Oleh: Neny Vinawaty
Mahasiswa Program Studi Manajemen Zakat dan Wakaf
Fakultas Agama Islam, Universitas Muhammadiyah Jakarta
Potensi zakat nasional Indonesia sangat besar. Berbagai riset menunjukkan bahwa potensi zakat mencapai Rp 327 triliun per tahun, namun realisasi penghimpunannya masih berkisar pada Rp 30–40 triliun (puskasbaznas.com).
Salah satu tantangan terbesar terletak pada pola distribusi zakat yang selama ini cenderung bersifat konsumtif, seperti pemberian uang tunai sesaat atau paket kebutuhan pokok. Program seperti ini memang penting, namun efek jangka panjangnya terhadap pengentasan kemiskinan terbukti terbatas.
Pada era sekarang, ketika kemiskinan dan kesenjangan ekonomi masih menjadi masalah besar, zakat tidak bisa lagi dipandang sebatas “bantuan sekali jalan” yang hanya disalurkan dalam bentuk konsumtif (bantuan tunai, paket bantuan sembako, beasiswa). Meskipun bermanfaat, distribusi seperti ini sering kali hanya menyelesaikan masalah sesaat. Ketika bantuan habis, penerima dapat kembali ke garis kemiskinan.
Karena itu, kita membutuhkan model zakat yang dapat membawa mustahik menuju kemandirian. Model tersebut adalah *zakat produktif*, yaitu zakat yang digunakan sebagai modal usaha, alat produksi, atau sarana pemberdayaan ekonomi.
Untuk memastikan zakat produktif tetap sejalan dengan syariah, kita perlu kembali kepada dasar fikih zakat dan prinsip tamlik (kepemilikan muzakki/mustahik).
Dalam fikih klasik, zakat wajib disalurkan kepada asnaf yang berhak. Setelah diserahkan, harta zakat menjadi milik penuh mustahik. Prinsip ini dikenal sebagai Tamlik Ma’nawi (kepemilikan manfaat) atau Kepemilikan Alat Produksi.
Artinya, mustahik menerima hak kepemilikan atas hasil dari usaha/modal, atau kepemilikan penuh atas alat produksi (mesin, ternak, bibit), yang diharapkan mengubah statusnya dari penerima menjadi pemberi zakat.
Namun, modal usaha atau alat produksi bukanlah “konsumsi” langsung melainkan aset produktif.
Maka muncul pertanyaan: apakah tetap sah jika zakat diberikan dalam bentuk modal usaha dan disertai pendampingan dalam pengelolaan usaha?

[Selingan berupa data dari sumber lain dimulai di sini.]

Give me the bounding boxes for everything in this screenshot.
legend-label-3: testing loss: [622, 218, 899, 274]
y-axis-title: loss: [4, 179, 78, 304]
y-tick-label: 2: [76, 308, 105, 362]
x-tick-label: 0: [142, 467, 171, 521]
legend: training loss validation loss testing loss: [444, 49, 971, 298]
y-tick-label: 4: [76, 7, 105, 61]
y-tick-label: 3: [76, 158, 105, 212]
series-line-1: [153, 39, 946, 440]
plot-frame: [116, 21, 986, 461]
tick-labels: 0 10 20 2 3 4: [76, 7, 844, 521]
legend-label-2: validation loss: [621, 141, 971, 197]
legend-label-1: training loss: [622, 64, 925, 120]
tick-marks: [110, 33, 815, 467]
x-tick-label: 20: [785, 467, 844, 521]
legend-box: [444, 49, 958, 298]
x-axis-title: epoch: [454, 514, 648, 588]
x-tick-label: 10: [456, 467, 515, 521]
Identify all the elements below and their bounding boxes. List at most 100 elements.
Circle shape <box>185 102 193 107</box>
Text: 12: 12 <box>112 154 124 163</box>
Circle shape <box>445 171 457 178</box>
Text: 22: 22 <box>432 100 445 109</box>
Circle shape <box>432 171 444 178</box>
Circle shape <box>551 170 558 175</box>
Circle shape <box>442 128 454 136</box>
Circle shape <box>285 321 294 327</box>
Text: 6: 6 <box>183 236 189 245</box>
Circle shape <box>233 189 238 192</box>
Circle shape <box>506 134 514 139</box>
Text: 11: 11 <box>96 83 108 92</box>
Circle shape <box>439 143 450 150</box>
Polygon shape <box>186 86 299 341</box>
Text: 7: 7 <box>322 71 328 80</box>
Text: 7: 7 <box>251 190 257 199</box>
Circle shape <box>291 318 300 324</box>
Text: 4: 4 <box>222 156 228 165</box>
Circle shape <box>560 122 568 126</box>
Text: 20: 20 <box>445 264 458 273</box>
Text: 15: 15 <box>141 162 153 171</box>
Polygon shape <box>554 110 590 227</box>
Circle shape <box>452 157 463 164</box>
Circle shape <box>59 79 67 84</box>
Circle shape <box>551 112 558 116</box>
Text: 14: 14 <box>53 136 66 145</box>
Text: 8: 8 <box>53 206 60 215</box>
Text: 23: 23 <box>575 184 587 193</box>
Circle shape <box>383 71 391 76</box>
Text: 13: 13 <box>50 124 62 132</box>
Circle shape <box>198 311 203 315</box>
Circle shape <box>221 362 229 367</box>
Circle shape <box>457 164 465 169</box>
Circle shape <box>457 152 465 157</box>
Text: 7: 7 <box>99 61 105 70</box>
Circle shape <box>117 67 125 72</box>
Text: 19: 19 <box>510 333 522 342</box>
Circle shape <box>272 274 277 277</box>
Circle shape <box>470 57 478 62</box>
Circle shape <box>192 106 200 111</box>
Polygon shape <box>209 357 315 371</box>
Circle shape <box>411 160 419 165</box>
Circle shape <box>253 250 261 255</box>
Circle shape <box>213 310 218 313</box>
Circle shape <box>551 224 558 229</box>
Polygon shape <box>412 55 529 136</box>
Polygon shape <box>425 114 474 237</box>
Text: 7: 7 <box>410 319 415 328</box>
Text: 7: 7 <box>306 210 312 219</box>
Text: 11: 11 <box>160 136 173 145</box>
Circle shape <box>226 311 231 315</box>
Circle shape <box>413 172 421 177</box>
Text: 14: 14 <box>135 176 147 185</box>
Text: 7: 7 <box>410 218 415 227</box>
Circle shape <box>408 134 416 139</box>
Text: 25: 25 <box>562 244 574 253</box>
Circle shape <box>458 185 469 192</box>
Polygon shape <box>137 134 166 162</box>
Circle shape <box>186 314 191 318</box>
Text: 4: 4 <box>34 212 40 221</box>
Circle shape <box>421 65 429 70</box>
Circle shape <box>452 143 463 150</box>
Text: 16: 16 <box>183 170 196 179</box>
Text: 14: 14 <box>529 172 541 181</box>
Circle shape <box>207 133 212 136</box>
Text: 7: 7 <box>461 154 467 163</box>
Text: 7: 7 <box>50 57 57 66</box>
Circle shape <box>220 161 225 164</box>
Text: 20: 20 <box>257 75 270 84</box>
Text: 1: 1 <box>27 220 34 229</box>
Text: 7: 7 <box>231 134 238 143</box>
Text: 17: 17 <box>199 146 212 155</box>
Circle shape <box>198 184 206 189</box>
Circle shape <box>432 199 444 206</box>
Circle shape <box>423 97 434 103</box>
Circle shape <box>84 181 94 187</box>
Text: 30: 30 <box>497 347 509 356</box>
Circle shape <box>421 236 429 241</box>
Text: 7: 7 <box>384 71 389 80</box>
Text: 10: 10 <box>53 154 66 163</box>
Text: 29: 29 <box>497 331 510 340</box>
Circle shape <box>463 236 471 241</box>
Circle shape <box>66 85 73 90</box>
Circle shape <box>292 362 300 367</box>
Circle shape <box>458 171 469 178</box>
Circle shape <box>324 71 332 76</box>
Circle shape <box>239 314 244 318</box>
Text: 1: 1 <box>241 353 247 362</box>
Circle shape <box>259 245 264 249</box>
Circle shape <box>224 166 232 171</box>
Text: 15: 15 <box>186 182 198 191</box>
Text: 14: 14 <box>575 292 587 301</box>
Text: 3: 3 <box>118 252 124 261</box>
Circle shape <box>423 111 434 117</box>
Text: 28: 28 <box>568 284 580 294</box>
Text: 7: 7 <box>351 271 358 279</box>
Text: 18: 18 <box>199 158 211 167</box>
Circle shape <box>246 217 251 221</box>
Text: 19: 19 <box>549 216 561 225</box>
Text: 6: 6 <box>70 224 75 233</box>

Pemikiran ulama kontemporer seperti Yusuf al-Qardhawi menegaskan bahwa zakat boleh dialihkan dalam bentuk pemberdayaan ekonomi. Dalam tulisan “Zakat Produktif Pendayagunaan Zakat untuk Pemberdayaan Ekonomi Umat” disebutkan bahwa zakat produktif memungkinkan mustahik mengelola modal sehingga “harta tersebut dimanfaatkan sebagai modal untuk meningkatkan taraf ekonomi mustahik” (Jurnal STAI Al Hidayah Bogor).
Lebih jauh, penelitian-penelitian kontemporer menunjukkan bahwa zakat produktif dapat meningkatkan kualitas hidup mustahik asalkan dikelola secara adil, transparan, dan tetap berpegang pada prinsip syariah (E-Journal Universitas Darussalam Gontor).
Baru-baru ini, hadir regulasi nasional yang memperkuat praktik tersebut secara resmi. Kementerian Agama Republik Indonesia (Kemenag) menerbitkan PMA 16 Tahun 2025, sebuah regulasi yang memungkinkan dana zakat dikelola dalam bentuk usaha produktif.
Ini bukan sekadar perubahan administratif, melainkan pembuka jalan bagi zakat agar dapat “bekerja” dan memberikan dampak nyata, berupa modal usaha, alat produksi, pelatihan, hingga pendampingan bagi mustahik (lampung.baznas.go.id).
PMA 16/2025 yang ditetapkan pada 14 Oktober 2025 dan berlaku mulai 16 Oktober 2025, mengatur bahwa zakat dapat digunakan untuk usaha produktif dengan syarat bahwa kebutuhan dasar mustahik (pangan, sandang, papan, pendidikan, kesehatan) telah terpenuhi. Artinya, pemanfaatan zakat produktif tidak boleh mengabaikan kebutuhan primer mustahik.